Boxweltmeister aus Russland abgeschoben: An Belarus ausgeliefert
Ein belarussischer Sportler wird von den russischen Behörden an Belarus übergeben, weil er dort einen Polizisten geschlagen haben soll.
Am Mittwoch hatte ein Moskauer Berufungsgericht die Klage von Kudins Anwälten gegen die geplante Auslieferung abgewiesen. Noch in letzter Minute hatten die Anwälte von Kudin ein Auslieferungsverbot nach Belarus durch eine Eilentscheidung des Europäischen Menschengerichtshofes in Straßburg erwirkt. Doch auch dieses konnte die russischen Behörden nicht mehr abhalten.
Kudin hatte am 10. August vergangenen Jahres nur einmal kurz vor die Tür gehen wollen, um zu erfahren, ob auch bei seinen Nachbarn das Internet ausgefallen war. Was sich vor seinen Augen abspielte, war ein Bild des Schreckens und der Gewalt gegen Demonstranten durch OMON-Sonderpolizisten. Als er dann von einem Polizisten unsanft aufgefordert worden war, die Straße zu verlassen, hatte er diesen geschlagen.
Wegen Widerstands gegen die Staatsgewalt drohen dem 37-jährigen Sportler nun fünf Jahre Haft in Belarus. Um einer langjährigen Haft zu entgehen, war der Vater von fünf Kindern am 18. November nach Moskau geflohen.

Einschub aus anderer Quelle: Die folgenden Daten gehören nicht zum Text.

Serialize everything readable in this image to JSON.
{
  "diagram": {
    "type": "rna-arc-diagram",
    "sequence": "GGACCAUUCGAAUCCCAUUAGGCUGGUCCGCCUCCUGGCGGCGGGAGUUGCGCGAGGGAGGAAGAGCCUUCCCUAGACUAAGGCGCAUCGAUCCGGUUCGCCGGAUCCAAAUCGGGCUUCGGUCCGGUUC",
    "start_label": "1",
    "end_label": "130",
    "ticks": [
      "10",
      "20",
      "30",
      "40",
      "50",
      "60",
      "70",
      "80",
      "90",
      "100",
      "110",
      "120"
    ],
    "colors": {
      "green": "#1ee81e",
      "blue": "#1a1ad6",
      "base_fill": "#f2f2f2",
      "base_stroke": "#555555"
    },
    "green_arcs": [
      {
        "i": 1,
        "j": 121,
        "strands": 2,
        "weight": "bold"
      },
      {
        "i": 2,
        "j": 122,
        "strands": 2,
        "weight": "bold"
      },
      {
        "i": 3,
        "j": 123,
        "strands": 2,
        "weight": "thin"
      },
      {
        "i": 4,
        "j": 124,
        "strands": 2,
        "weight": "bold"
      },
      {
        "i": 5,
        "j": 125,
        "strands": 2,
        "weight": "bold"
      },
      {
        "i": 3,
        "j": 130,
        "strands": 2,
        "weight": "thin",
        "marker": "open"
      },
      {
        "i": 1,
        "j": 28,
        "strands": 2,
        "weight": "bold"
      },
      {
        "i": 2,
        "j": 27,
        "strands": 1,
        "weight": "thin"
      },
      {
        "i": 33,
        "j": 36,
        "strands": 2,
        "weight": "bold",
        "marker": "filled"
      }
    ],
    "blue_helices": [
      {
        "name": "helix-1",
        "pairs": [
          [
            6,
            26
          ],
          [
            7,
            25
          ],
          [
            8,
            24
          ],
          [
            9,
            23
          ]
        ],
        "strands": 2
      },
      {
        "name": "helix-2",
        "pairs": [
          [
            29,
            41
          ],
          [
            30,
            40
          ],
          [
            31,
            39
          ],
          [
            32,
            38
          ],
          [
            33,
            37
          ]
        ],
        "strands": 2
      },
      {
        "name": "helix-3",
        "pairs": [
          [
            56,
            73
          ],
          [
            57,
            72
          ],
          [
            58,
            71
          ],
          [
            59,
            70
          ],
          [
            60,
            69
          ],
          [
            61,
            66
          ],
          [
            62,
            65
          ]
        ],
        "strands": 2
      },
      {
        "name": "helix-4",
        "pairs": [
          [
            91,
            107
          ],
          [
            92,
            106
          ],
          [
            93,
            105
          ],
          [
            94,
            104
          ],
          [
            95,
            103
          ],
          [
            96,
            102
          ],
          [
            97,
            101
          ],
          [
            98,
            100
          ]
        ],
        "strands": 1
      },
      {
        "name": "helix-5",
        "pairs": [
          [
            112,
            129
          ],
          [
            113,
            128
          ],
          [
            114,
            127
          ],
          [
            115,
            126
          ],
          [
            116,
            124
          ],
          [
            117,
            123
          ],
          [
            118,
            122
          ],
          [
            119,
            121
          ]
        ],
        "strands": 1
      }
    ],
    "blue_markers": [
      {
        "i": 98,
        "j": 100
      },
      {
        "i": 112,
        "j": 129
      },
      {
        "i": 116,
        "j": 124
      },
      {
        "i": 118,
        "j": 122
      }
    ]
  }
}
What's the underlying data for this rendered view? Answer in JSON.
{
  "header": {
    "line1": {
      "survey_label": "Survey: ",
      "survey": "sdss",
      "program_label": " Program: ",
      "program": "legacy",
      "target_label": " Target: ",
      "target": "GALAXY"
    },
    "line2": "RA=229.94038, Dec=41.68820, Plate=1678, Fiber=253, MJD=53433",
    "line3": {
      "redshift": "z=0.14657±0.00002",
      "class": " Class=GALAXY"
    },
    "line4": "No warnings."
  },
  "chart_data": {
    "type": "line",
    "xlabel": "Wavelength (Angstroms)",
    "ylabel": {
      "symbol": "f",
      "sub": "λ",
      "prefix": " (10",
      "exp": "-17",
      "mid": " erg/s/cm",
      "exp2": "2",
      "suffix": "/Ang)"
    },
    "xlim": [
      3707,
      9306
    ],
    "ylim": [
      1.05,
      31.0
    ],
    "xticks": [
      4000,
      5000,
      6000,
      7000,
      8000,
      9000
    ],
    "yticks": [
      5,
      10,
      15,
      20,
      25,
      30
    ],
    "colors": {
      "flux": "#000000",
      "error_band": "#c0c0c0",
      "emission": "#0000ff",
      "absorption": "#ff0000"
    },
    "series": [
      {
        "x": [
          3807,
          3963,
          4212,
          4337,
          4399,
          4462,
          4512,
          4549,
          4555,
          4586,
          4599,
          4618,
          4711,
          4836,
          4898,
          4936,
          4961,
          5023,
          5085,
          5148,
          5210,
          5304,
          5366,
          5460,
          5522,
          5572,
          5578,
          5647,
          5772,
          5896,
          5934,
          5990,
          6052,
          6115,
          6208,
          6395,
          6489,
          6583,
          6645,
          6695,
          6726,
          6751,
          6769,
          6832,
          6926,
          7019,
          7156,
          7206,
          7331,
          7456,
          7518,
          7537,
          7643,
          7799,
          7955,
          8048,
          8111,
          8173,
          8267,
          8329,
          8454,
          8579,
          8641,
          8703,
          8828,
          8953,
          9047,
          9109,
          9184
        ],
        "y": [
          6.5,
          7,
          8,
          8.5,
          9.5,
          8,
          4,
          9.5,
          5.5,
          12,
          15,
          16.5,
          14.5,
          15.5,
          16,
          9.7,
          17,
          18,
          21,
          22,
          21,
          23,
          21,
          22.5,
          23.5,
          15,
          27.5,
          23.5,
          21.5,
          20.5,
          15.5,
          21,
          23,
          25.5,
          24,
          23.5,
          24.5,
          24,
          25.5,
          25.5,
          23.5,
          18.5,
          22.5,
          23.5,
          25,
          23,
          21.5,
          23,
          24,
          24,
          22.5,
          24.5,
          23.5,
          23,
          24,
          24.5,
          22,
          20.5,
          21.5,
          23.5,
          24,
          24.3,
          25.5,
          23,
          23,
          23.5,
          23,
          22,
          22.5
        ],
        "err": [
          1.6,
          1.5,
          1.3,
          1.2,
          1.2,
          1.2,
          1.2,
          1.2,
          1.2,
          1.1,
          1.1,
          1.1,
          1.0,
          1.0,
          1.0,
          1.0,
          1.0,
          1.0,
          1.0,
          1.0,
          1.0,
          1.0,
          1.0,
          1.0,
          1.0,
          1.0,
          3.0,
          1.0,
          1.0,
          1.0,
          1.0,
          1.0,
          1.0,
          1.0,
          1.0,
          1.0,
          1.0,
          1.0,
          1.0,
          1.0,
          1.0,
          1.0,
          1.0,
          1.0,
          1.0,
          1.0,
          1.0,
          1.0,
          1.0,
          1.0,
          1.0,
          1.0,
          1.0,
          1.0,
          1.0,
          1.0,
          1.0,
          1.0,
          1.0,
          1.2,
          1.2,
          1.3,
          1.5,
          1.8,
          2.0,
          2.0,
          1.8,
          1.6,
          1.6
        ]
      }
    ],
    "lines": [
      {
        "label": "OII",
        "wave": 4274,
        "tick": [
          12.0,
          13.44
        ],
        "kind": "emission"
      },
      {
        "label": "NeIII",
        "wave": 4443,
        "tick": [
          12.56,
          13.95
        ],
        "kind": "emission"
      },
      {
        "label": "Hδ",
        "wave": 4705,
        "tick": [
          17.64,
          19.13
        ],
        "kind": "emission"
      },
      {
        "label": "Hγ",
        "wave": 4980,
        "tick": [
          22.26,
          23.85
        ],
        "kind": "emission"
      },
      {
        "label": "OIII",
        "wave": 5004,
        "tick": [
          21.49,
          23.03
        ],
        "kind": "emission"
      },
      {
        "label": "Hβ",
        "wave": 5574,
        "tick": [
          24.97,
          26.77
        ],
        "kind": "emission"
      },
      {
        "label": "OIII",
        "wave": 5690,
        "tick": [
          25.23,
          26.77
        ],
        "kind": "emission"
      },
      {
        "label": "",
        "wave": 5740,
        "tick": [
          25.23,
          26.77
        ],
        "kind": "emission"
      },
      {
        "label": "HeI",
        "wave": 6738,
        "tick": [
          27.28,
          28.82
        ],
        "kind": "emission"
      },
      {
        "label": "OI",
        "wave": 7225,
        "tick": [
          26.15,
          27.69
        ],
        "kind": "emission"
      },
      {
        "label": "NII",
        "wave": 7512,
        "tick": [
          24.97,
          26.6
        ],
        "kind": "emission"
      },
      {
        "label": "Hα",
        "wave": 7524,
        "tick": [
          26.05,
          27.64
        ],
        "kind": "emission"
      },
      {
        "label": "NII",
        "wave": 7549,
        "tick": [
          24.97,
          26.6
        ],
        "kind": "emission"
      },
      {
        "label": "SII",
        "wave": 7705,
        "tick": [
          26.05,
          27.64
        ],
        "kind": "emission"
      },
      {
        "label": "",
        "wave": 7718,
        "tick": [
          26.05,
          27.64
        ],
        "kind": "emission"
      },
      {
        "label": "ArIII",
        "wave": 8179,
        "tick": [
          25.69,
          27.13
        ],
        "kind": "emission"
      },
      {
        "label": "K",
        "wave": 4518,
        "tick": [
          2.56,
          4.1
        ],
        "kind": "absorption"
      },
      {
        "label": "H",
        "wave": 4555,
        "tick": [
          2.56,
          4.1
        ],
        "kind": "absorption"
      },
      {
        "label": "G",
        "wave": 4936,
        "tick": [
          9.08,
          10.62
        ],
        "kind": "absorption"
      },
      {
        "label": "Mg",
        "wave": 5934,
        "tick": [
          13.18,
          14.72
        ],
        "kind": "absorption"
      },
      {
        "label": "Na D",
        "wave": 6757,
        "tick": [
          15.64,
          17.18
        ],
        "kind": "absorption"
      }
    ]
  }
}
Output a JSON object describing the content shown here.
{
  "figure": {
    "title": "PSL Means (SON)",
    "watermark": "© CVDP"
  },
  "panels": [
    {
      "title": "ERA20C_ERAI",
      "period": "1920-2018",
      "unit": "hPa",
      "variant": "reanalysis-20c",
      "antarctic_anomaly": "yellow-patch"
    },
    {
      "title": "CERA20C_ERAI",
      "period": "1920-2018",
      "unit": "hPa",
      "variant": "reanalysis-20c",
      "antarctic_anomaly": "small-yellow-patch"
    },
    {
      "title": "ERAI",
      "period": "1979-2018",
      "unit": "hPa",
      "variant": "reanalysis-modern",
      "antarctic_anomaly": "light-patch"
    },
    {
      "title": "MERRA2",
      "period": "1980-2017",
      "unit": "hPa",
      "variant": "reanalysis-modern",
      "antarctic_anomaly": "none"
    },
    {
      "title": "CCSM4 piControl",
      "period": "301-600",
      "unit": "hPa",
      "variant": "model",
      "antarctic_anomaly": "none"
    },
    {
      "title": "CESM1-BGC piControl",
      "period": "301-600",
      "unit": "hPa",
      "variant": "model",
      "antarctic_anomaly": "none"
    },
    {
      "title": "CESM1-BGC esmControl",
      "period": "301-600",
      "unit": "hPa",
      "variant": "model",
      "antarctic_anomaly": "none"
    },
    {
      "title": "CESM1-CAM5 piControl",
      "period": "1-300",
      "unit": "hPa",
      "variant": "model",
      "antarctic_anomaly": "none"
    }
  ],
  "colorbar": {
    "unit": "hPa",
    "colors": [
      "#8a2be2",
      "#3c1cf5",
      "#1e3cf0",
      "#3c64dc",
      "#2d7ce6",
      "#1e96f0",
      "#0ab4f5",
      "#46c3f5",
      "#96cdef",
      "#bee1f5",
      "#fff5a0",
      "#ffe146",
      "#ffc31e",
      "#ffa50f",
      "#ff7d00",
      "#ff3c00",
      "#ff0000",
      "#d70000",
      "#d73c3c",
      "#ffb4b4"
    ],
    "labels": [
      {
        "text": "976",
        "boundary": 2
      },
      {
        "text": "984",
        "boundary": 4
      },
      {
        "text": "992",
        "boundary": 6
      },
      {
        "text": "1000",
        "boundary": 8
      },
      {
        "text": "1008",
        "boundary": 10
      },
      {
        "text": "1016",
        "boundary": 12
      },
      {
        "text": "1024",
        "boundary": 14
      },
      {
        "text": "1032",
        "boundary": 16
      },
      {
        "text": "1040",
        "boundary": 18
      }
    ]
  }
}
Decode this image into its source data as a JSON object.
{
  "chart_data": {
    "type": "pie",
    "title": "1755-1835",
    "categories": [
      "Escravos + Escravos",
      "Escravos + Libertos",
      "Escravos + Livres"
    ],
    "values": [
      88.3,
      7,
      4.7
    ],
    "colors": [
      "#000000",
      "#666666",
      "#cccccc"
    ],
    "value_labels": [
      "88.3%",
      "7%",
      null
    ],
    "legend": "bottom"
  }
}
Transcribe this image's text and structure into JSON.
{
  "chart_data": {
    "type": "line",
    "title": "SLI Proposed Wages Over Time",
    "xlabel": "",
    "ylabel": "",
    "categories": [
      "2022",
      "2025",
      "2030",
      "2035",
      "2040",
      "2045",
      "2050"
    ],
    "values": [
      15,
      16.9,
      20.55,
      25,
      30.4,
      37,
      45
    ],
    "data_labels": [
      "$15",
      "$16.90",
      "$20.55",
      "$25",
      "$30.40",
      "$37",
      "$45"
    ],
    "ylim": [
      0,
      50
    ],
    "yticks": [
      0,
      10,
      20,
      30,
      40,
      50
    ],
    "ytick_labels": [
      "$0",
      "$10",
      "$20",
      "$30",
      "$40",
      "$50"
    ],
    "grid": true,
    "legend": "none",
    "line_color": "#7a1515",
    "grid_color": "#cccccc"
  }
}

Doch lange konnte der Mann, der sich bis zum 9. August 2020, dem Tag der Präsidentschaftswahlen, immer als unpolitisch verstanden hatte, nicht in Freiheit verbringen.
Asylgesuch abgelehnt
Am 21. Januar wurde er dort aufgrund eines belarussischen Auslieferungsgesuchs festgenommen. Sein Asylgesuch wurde von den russischen Behörden abgelehnt. Bei von der World Association of Kickboxing Organisations (WAKO) veranstalteten Weltmeisterschaften hatte er zwei Goldmedaillen und eine Silbermedaille, im Thaiboxen hatte er bei Weltmeisterschaften fünfmal Gold geholt.
Die russische Menschenrechtsorganisation Memorial verurteilt die Auslieferung von Kudin, kann es nicht fassen, dass Russland eine Entscheidung des Menschengerichtshofes von Straßburg – wieder einmal – missachtet hat. Zum Vorwurf der Gewalt gegen die Staatsgewalt, meint Memorial: „Wir haben keinen Zweifel daran, dass die Handlungen Kudins eine erforderliche Reaktion auf rechtswidrige Handlungen der Milizionäre war.“
Gegenüber dem russischen Fernsehsender „Doschd“ erklärte Kudins Ehefrau Tatjana Parchimowitsch, ihr Mann habe sich am 10. August nur verteidigt, die Milizionäre seien nur leicht verletzt gewesen. „Wenn Ljoscha wirklich zugeschlagen hätte, hätte dies zu schweren Verletzungen geführt“, so die Ehefrau. Sie fürchtet, dass die belarussischen Machthaber nun einen Schauprozess gegen ihren Mann durchführen werden, der alle kritischen Bürger*innen abschrecken soll.